For UIL, however, the logistics were not that complicated.

“Organizing state level events of this magnitude is part of what we do,” Floyd said. “Once we knew that we could take care of the logistics it was simply a matter of integrating the LBJ band’s warm-up, field entry and performance into the overall contest schedule.”

Alec said walking into the stadium was what he looked forward to most.

“It's when the adrenaline starts pumping, the crowd starts cheering, and you can here the announcements but not understand the low booming voice echoing around the stadium,” he said. “When we actually got to line up to go in, everything was how I expected, but magnified a million times. The roar in that arena was unbelievable as we marched in. It felt like my heart was about to beat its way out of my chest in excitement.”

Floyd said that at the end of the 3A preliminaries on Nov. 3, when the LBJ band took the field, up to 10,000 people could’ve been in the Alamodome.

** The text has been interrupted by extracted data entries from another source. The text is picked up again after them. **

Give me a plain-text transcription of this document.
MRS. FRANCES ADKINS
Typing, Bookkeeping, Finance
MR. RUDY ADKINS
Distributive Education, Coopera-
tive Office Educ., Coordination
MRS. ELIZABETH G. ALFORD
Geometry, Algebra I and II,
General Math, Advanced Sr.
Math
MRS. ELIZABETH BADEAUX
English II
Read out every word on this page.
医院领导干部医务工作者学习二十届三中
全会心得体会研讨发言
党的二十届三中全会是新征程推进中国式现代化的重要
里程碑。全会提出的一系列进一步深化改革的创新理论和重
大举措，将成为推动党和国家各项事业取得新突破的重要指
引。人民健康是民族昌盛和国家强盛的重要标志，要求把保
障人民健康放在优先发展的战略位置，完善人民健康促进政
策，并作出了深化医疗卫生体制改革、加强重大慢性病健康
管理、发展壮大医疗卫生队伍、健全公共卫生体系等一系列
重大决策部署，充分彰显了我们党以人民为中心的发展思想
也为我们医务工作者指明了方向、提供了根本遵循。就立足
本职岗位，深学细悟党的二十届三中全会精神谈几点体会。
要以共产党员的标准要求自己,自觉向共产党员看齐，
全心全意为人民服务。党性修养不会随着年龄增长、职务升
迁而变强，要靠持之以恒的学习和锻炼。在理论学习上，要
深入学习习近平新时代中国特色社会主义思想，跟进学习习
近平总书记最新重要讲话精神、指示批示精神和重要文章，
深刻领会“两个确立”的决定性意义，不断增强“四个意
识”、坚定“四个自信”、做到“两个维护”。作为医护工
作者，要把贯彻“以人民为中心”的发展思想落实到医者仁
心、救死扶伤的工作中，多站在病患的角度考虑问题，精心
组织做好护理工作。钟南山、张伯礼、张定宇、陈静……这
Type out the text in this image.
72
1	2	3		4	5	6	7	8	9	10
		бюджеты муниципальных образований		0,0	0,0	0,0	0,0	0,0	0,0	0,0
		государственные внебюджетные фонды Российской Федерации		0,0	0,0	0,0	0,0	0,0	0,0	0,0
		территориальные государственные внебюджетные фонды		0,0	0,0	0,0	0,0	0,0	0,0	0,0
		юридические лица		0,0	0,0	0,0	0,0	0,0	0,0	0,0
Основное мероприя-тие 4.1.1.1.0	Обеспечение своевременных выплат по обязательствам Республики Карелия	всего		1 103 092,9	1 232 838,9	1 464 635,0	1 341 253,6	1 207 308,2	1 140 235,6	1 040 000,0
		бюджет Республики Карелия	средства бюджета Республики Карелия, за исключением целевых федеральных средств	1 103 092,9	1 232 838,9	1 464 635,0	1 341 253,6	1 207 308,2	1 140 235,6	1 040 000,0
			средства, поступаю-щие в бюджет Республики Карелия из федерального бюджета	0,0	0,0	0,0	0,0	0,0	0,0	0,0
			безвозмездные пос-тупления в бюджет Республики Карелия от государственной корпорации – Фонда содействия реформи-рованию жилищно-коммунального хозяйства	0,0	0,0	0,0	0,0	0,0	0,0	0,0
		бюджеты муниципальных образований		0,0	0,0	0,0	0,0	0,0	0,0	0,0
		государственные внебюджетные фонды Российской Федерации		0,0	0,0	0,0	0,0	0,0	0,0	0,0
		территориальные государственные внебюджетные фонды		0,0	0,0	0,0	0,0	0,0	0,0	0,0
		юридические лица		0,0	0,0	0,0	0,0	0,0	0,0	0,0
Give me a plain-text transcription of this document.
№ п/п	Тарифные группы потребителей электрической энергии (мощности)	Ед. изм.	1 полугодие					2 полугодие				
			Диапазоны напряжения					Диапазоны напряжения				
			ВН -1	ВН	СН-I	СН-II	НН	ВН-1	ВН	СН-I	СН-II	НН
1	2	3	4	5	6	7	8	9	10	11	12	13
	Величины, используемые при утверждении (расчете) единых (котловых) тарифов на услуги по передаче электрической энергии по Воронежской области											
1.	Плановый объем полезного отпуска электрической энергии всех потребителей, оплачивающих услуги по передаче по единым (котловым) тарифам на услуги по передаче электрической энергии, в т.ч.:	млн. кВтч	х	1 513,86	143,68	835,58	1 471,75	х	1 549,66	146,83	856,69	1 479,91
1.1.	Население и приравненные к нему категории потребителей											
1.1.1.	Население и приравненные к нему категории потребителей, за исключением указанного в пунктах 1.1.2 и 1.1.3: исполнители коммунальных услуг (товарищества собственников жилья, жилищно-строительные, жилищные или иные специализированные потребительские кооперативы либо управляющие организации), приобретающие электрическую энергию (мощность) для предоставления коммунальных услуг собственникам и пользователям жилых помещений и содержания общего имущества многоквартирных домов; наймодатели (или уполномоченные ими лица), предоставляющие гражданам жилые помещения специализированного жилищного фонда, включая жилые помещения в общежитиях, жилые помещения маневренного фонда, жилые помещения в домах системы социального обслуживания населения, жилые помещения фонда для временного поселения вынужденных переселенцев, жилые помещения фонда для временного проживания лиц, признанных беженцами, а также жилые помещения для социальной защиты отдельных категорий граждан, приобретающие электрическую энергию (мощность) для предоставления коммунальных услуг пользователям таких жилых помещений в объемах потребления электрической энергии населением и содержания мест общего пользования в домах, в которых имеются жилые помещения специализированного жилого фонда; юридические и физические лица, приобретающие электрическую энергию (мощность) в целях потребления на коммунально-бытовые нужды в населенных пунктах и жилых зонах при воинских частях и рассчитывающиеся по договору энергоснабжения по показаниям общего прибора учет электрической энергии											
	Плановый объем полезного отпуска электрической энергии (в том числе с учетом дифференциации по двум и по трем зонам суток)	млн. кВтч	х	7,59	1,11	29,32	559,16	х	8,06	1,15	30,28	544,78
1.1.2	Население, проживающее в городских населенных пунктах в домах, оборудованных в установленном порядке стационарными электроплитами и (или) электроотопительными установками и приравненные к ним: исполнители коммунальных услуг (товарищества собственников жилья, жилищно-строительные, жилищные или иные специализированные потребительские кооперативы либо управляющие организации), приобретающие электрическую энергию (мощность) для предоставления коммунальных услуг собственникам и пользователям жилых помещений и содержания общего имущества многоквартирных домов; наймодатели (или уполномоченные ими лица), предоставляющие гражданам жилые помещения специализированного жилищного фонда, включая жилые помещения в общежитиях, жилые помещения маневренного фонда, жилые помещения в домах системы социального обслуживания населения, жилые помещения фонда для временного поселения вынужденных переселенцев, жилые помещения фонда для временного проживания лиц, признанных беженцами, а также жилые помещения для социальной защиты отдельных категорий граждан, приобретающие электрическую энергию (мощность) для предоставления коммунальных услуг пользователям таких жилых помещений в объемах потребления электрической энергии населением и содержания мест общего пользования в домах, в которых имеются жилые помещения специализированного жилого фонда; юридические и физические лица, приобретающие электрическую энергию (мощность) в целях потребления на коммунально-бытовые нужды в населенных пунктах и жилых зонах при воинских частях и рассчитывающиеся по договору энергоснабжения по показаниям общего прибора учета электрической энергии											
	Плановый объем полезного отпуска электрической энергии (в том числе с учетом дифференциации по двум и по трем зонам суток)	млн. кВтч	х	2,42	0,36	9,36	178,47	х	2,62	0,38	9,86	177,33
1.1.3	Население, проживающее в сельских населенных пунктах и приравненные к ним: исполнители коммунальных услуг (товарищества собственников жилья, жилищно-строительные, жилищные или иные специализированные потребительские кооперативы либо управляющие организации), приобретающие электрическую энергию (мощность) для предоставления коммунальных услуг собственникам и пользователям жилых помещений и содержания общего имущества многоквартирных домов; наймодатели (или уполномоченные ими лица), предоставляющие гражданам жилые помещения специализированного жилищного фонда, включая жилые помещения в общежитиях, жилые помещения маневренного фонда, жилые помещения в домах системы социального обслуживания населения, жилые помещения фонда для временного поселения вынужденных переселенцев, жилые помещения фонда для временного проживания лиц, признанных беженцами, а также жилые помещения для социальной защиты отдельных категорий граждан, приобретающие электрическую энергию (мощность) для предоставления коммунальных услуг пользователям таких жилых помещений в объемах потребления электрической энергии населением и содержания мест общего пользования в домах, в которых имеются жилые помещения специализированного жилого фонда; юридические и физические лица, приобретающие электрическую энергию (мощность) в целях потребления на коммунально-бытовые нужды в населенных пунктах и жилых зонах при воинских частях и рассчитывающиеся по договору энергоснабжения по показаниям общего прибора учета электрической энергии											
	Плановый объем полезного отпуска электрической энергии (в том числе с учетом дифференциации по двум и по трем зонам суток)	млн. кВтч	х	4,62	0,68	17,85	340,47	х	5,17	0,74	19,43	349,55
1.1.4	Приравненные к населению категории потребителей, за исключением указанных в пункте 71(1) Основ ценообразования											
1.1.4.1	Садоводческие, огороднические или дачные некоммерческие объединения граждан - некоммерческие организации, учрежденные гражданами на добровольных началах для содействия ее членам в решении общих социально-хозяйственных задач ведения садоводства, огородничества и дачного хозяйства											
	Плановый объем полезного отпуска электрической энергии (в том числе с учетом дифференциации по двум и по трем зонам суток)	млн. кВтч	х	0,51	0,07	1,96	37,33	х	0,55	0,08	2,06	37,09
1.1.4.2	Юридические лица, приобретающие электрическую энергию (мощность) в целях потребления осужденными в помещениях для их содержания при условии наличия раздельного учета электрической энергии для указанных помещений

Seeing the faces of the students who helped her son during the months of treatment was what Kragie said she had looked forward to the most.

“That band ‘energy and excitement’ was the one of the best medicines Alec could ever have received,” she said. “Seeing Alec acknowledge the LBJ band when he extended his arms towards them at the end of the performance was a sight we will never, ever forget.”

Floyd said that Alec’s wish said a lot about the student’s character.

“Most people, when given the opportunity to make a wish of this stature, tend to request something much more personal such as trip to Disney World, attendance at a big athletic event or the chance to meet a famous person,” he said. “Alec didn't ask for any of those but chose to make a wish that included his ‘band family’ in a very special once in a lifetime performance. To me this is a powerful testament to Alec's character and the unifying spirit that music tends to bring into our lives.”